In his very generous, widely distributed review of my book on Leo Strauss and Strauss’s effect on the American conservative movement, Jack Kerwick observes that amidst our ideological division, my study stands out as “model of civility.” Apparently this judgment didn’t sit well with some commentors at freerepublic.com who weighed in against me as a nasty controversialist. Among my transgressions is to have defended the notorious anti-Semite Joe Sobran. Further, in my presumed attacks on Leo Strauss in a book that my ungrammatical critics never bothered to read, I besmirched a true patriot, who loved our liberal democratic government. Since Strauss defended what he thought America had been set up to represent, he must have been an authentic conservative, and it was therefore wicked on my part to challenge his political credentials. One critic even went so far as to describe me as driven by “anger,” that is, as someone who is no longer capable of rational judgment. This rant replicated almost word for word the unprofessional opinions that had been sent by a referee for an outline of my (then unwritten) book on Strauss that had been submitted to Yale University Press three years ago. Although my alma mater was about to give me a contract for the book Cambridge later brought out, after the receipt of the poison pen letter, the editor broke off negotiations.

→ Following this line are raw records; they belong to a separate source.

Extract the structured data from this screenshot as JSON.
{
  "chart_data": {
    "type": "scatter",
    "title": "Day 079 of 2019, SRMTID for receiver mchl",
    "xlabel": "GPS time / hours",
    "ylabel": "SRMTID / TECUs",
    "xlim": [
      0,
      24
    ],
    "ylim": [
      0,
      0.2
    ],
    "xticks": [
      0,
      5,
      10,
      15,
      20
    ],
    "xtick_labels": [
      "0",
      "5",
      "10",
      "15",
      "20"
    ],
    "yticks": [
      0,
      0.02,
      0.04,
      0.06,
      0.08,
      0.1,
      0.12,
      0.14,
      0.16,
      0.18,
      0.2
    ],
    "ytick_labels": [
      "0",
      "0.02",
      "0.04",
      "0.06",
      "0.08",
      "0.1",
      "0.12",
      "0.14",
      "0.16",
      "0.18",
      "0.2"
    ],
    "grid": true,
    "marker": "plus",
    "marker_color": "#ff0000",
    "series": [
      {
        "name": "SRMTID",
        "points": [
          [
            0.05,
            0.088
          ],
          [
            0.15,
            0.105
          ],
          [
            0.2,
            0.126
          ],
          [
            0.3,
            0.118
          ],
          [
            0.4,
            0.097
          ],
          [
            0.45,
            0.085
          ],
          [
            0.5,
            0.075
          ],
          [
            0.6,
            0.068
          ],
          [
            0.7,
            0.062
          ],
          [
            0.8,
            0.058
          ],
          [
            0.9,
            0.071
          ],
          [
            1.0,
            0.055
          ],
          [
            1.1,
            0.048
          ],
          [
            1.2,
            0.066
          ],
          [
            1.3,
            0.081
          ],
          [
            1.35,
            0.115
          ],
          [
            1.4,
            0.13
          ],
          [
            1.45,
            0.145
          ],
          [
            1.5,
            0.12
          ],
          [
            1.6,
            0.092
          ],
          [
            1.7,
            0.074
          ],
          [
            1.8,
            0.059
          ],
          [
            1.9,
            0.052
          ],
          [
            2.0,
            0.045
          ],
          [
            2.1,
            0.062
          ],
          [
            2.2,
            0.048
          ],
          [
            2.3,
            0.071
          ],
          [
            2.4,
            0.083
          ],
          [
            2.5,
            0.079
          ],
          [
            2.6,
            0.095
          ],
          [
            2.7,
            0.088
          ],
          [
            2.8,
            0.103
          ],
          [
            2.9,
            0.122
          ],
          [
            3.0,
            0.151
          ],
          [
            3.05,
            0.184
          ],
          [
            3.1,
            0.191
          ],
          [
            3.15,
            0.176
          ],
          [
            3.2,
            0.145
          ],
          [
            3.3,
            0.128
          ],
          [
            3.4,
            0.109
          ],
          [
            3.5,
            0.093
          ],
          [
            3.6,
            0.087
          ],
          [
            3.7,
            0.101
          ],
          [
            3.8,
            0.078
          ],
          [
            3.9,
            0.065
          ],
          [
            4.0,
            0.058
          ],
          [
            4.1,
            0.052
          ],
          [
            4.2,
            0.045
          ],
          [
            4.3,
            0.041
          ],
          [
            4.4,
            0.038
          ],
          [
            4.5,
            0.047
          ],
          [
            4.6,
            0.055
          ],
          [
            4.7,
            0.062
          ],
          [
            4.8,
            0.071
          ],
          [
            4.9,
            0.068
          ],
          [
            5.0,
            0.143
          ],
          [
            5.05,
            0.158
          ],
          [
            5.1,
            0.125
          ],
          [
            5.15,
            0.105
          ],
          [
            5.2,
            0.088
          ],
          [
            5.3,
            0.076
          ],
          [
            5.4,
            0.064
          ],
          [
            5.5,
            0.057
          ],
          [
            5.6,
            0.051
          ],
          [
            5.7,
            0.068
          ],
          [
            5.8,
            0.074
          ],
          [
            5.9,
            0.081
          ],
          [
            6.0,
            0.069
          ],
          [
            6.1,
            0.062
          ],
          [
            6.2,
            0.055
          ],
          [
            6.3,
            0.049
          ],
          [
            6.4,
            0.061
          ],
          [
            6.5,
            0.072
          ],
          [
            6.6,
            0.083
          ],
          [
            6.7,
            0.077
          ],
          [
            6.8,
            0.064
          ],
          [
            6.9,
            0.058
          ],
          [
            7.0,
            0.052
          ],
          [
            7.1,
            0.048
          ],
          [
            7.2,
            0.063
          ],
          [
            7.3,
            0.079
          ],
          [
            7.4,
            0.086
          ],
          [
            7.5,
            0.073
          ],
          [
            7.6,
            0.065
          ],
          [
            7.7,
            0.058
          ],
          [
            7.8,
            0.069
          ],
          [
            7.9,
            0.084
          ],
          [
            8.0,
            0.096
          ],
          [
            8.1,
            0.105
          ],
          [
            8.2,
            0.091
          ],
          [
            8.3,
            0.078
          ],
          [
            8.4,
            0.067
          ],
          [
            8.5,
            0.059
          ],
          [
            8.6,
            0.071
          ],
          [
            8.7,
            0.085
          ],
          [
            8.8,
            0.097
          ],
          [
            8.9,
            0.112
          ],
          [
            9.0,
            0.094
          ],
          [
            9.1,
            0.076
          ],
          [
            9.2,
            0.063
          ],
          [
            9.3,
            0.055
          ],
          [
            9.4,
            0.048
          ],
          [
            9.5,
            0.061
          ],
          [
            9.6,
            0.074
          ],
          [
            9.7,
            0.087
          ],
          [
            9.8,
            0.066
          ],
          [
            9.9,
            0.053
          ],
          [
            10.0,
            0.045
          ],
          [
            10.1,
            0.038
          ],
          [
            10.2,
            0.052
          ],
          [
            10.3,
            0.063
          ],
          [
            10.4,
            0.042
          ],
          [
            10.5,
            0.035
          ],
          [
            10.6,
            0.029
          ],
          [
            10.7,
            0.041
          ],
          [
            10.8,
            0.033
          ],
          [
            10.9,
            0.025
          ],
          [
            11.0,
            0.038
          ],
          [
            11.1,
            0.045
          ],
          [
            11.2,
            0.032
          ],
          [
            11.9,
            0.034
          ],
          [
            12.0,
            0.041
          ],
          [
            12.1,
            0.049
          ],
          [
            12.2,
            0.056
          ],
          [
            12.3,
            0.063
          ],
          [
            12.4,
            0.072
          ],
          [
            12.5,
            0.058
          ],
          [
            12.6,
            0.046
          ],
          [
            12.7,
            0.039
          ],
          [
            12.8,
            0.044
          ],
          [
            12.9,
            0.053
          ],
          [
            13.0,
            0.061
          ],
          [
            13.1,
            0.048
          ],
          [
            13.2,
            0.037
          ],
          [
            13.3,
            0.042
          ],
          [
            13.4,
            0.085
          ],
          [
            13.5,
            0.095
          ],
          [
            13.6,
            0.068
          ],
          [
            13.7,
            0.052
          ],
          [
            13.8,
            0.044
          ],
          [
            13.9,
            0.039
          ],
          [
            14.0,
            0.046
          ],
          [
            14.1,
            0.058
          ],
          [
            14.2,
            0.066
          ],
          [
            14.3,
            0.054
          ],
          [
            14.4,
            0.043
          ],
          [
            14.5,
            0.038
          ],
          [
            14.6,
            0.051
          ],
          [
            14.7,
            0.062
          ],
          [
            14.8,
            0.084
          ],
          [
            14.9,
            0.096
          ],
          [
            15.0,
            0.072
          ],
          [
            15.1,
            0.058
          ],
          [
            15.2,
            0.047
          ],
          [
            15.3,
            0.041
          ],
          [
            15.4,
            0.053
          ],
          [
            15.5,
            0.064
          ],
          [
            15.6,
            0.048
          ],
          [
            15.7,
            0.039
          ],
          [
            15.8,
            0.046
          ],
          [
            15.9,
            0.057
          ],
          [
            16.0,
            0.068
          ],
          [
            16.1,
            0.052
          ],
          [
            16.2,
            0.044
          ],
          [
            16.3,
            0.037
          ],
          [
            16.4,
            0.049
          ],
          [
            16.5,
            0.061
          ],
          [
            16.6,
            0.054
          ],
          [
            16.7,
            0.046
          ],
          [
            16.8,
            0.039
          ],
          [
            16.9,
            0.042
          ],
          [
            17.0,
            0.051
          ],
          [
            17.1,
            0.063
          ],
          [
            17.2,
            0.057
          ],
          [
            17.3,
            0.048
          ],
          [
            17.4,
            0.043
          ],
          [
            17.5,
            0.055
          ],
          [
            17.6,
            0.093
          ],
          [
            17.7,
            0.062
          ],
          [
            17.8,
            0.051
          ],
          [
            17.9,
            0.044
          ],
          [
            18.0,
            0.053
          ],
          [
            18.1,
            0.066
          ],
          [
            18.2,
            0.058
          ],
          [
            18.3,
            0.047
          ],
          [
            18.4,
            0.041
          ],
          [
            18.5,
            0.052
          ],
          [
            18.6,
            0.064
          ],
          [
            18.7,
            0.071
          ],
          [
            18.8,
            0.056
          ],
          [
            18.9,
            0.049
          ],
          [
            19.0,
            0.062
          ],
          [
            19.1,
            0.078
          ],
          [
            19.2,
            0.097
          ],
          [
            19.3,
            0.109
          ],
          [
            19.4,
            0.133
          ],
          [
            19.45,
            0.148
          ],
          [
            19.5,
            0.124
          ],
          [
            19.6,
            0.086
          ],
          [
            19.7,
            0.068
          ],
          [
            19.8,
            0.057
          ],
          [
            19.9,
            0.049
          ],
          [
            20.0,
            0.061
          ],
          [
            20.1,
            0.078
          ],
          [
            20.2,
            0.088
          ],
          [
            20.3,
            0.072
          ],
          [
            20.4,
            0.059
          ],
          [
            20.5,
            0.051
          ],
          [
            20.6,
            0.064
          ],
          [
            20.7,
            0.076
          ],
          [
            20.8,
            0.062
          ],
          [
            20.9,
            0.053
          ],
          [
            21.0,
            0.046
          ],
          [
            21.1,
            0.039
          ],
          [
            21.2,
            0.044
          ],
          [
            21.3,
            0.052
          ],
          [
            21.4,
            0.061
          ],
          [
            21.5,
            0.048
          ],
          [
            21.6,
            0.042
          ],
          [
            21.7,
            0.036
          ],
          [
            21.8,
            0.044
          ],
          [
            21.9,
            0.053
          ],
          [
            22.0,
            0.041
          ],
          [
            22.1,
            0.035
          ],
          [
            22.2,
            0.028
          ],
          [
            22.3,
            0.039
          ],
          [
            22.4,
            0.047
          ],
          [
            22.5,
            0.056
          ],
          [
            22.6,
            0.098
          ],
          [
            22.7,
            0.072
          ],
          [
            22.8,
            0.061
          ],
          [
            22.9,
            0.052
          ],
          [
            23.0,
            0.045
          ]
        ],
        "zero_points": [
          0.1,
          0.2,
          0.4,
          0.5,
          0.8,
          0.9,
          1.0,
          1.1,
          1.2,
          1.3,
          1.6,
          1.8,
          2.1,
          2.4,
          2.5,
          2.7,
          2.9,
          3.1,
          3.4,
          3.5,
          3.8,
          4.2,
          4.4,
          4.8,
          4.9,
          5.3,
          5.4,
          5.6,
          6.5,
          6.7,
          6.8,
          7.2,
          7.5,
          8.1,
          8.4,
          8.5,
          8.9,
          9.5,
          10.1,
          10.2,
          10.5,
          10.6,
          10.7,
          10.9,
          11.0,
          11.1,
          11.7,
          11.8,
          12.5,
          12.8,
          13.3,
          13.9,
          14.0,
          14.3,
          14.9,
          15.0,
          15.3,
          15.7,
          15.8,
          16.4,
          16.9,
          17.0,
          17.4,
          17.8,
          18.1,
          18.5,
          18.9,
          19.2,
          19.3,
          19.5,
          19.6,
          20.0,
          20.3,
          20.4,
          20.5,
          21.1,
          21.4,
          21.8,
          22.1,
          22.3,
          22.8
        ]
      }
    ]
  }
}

These comments occasion certain thoughts, or more accurately, force me to revise certain preconceived notions. Up until a few days ago I had assumed that my adversaries in the conservative media simply ignored my critical writings. They treated me as an inconsequential rightwing kook, whom they had no interest in calling attention to. Last week I encountered a young gentleman who told me how at “conservative” youth conferences he attended, he was warned against my uncooperative attitudes. I was certainly a presence at these events, in the same way that Goldstein was in Orwell’s Nineteen Eighty Four. And I suspect I enjoyed about the same degree of popularity among the organizers as Big Brother’s straw man.
For the record, my well-prepped critics are wrong on two points, in addition to their egregious syntax. One, I never defended Joe Sobran as an “anti-Semite” or as a critic of the policies of the Israeli government, which for some of my critics are the same. I simply noted somewhere that Sobran was unjustly treated by the movement to which he had devoted his life. I never expressed approval of his judgments about Israel, which I do not happen to share. Two, my work on Strauss, which my detractors obviously never looked at, is every bit as civil as Jack Kerwick suggests it is. One would be hard pressed to find a single snide comment about my subject and in fact one encounters in the biographical sections many empathetic remarks about Strauss’s treatment as a scholar in Germany before he was forced by the Nazis to leave. I note parallels between my family’s experiences and those of Strauss and stress repeatedly the breadth of Strauss’s erudition. I have absolutely no idea how anyone but a driven fanatic could find anything demeaning about my descriptions.
My downfall with this book is that I’m not a Straussian or someone who interprets Strauss and his disciples as “conservatives.” Since as an intellectual historian I treat even classical Marxists with sympathy, the fact that I don’t characterize the Straussians or their master as conservative should not be viewed as an insult. But it may be a costly faux pas. Strauss’s more prominent disciples are used to being slobbered over in certain magazines conventionally associated with the right. Unfortunately for my sales, I don’t follow this party-line.